PoetryMagazine.com

Paola Corso
USA

Paola Corso's fiction and poetry books are set in her native Pittsburgh where her Italian immigrant family found work in the steel mill. Her writing honors include a New York Foundation for the Arts Poetry Fellowship, the Sherwood Anderson Fiction Award, and recognition on The Pennsylvania Center for the Book's Literary and Cultural Map. Corso's new poetry books are The Laundress Catches Her Breath, winner of the 2012 Tillie Olsen Award in Creative Writing from the Working Class Studies  Association, and Once I Was Told the Air Was Not for Breathing, featuring Pittsburgh steelworkers and garment workers in The Triangle Shirtwaist Factory fire and in sweatshops today. Currently a lecturer in Chatham University's Low-Residency MFA Program, Corso is a poetry editor for The Thomas Merton Center for Peace and Social Justice's NewPeople and a "Greening Your Bookshelf" columnist for Group Against Smog and Pollution in Pittsburgh.
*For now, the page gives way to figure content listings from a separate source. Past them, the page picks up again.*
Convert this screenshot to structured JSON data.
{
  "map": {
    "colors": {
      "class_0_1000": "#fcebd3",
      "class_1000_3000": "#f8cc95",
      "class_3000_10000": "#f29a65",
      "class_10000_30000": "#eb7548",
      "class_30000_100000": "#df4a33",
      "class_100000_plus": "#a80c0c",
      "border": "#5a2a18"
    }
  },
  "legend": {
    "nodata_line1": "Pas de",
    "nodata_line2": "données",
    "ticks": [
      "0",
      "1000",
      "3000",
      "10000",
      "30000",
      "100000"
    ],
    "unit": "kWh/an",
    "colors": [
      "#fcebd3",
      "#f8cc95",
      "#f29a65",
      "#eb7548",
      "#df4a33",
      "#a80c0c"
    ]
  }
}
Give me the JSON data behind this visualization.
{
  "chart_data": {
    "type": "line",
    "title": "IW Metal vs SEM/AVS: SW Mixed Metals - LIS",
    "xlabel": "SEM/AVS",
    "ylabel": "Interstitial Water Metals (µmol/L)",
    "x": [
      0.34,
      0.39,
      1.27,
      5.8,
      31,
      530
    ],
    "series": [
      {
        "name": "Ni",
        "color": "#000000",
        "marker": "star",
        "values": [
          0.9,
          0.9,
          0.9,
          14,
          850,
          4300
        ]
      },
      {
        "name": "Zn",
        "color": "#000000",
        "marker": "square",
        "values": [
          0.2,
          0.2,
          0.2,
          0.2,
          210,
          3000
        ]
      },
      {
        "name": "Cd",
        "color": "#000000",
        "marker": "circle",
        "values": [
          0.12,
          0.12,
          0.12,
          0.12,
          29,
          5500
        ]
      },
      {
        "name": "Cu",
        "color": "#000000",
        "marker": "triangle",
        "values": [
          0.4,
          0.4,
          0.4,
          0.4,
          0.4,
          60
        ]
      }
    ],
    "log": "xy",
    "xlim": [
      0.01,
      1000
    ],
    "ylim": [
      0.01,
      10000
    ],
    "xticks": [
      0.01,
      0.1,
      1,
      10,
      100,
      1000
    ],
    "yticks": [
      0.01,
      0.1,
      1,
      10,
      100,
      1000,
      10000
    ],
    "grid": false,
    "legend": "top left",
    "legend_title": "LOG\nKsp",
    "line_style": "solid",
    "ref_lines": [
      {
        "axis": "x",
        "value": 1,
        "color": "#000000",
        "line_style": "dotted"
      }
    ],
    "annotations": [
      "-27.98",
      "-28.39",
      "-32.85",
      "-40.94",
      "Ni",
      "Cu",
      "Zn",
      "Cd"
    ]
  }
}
More info at http://www.paolacorso.com/
 

 

 

Once I Was Told the Air
Was Not for Breathing

 
I held my breath and counted backwards
until my lungs began sucking in
my body instead of the air
that was not for breathing
if I were to be particular
about the particulates and I
could and I was and I had to
for myself and for the memory
of the twenty in the smog
who blued from asphyxiation,*
waiting for a 130-pound tank of oxygen
strapped on somebody's back, lugged
from house to house in darkness,
puffing them up with a little purity
and then gone for another who was
just as particular about the particulates,
the sulfur, carbon monoxide, heavy
metal dust trapped in the river valley
and I imagined all this as my lungs
inhaled my face and neck and chest
then my stomach, legs and feet
until I was all inside myself
and I took one look at my lungs
the sponge that was now a board
with no give no take
the color of an oil slick
the song of a worm
and I wanted out. 
 
Author's Note: In October 1948, 20 people were killed from the smoke and fumes of the zinc and iron works in Donora, 28 miles south of Pittsburgh in the first known American deaths from air pollution.